The Helping Kids Better Themselves (HKBT) basketball program was community lead for years, shaping the neighborhood youth. As Summer 2018 rounded the corner, HKBT was the skeleton program for neighbors and community to extend their talents to the youth, and eventually change the face of Atkinson Park.
Just as Vaun Mayes had done with Program the Parks in Sherman Park, and Ajmou Butler had done with Heal the Hood, The Village Group and HKBT wanted to include the community in revitalizing Atkinson Park.
Keyon Jackson, WNOV producer, is one of the main organizers for the additional programing in Atkinson Park. As he grew up in neighborhoods all across the city, he was inspired by local events and programs making change.
“When I came over here I did not realize it was so desolate,” Jackson said.
After mediating a situation between local families in the area last year, he realized that the park was a perfect meeting place, but not suitable enough because of the emptiness.
“I kind of jumped off the diving board on this one,” Jackson said. “I hadn’t even planned a barbecue.”
After attending Heal the Hood, Jackson was inspired. He spoke to the residents and they wanted local programming. When Jackson put the message out, the community came back with everything from karate classes to reading circles.
Vanessa Winston, a volunteer, had been helping out at the park for the past three weeks. She said that unlike what people thought, the children were well behaved, and the organizers were hands on with the youth.
“I really just came to check out the program, to see what it was really about,” Winston said. “When I got here I was just blown away.”
From 9 a.m. to 1 p.m., Monday through Friday, rain or shine, HKBT volunteers come out to teach, coach, parent and interact with the children.
Diane Strawder is an Atkinson Park local and runs the food program.
“We feed them breakfast and then lunch at 12:30 p.m.,” Strawder said. “We just watch the kids enjoying themselves.”
The Village Group is supported by a federal ReCAST grant that helps support the food program.
“At first there were a lot of adults hanging out here, and now it’s back to a kid park,” Strawder said. “Kids are being active, not just with the program, but in general and it’s good to see them out here.”
She said that even after the scheduled programs are over they stay to watch the children and ensure their safety.
“We watch the kids even after the program, after 12:30 p.m., we are still sitting out here trying to keep the chaos down, which we haven’t had to do in a while,” Stawder said.
Sheila Haygood runs the literacy program, and said on the first day she had to explain to the youth about the importance of reading.
“If you want a job, you’ve got to fill out an application, to drive a car, you have to be able to read the signs,” Haygood said. “It’s all about self-control.”
On this particular day, the children were asked to write their own story like similar picture books they have read. She asked them to pick a word that described themselves and then draw a picture to go along with it.
“It taps into imagination, curiosity and creativity because reading is not just books, it is creative,” Haygood said.

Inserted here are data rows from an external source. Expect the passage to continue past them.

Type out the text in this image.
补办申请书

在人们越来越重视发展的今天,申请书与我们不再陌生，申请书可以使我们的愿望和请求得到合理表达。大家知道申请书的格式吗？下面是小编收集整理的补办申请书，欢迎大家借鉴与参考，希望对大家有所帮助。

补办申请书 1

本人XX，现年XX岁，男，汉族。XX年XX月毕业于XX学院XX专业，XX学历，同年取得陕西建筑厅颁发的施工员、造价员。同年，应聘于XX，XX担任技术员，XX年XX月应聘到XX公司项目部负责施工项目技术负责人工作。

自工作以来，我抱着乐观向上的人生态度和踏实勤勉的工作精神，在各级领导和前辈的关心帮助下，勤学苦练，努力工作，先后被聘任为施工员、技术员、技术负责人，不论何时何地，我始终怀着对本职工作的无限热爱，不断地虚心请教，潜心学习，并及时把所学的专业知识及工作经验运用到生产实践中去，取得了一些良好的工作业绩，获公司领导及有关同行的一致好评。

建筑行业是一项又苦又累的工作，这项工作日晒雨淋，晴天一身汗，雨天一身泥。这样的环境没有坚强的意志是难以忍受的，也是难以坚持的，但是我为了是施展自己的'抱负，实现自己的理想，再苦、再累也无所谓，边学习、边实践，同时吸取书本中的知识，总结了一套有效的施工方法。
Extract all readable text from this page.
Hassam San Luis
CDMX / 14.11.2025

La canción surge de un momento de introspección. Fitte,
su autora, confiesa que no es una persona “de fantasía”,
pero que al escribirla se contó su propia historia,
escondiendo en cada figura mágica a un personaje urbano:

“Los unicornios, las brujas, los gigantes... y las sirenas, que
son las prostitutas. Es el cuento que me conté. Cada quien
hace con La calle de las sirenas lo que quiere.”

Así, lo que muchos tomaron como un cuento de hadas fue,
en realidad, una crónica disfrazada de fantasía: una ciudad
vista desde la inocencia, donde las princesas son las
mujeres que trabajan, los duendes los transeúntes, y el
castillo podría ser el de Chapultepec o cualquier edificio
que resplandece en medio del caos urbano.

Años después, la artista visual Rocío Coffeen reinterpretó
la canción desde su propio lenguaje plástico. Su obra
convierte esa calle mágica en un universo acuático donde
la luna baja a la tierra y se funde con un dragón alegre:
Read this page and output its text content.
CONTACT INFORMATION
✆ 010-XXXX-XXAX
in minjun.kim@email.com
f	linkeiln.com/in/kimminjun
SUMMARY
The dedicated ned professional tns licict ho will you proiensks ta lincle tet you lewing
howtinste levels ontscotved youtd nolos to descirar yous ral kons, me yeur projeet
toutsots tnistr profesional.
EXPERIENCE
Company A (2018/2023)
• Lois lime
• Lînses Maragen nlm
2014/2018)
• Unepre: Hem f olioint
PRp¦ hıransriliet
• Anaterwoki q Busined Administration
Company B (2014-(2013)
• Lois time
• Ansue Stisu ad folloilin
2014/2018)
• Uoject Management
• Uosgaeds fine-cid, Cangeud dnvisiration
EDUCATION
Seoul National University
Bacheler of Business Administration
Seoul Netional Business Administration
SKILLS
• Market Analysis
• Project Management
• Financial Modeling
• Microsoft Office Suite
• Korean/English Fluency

She also had the Milwaukee Public Library come out later in the week to sign the kids up for library cards and track books they have read for the Summer Reading program.
Over on the court, boys and girls were still playing during their lunch time.
Brandon Trigg, a volunteer coach, said he had to keep the family tradition going, as his uncle and father were the founders of the HKBT.
“I got my son out here, other coaches son’s out here, but we’re also there for the kids that don’t have dads out here, whether they are locked up or whatever,” Trigg said.
He said that being out on the court with his son made him just as happy as he was when he practiced with his family during the program.
Tyhler Shields, 13, and Devale Randle, 13, were the oldest of the group. Shields had traveled from his neighborhood near Moody Park for the basketball program.
Both said the program was tough but fun and it gave them something to do during Summer vacation.
“If it wasn’t for this, I’d probably just be sitting at home playing 2K,” Shields said.
“Or sleeping,” Devale added.
For the most part, all the two wanted to do was hone their skills on the court and stay out of trouble.
Jackson had a smile as he watched the children enjoying their lunch. As he chatted with youth and neighbors, he invited anybody from across Milwaukee to come visit Atkinson Park.
“We’re rebranding and reestablishing community and family in Arlington Heights,” Jackson said.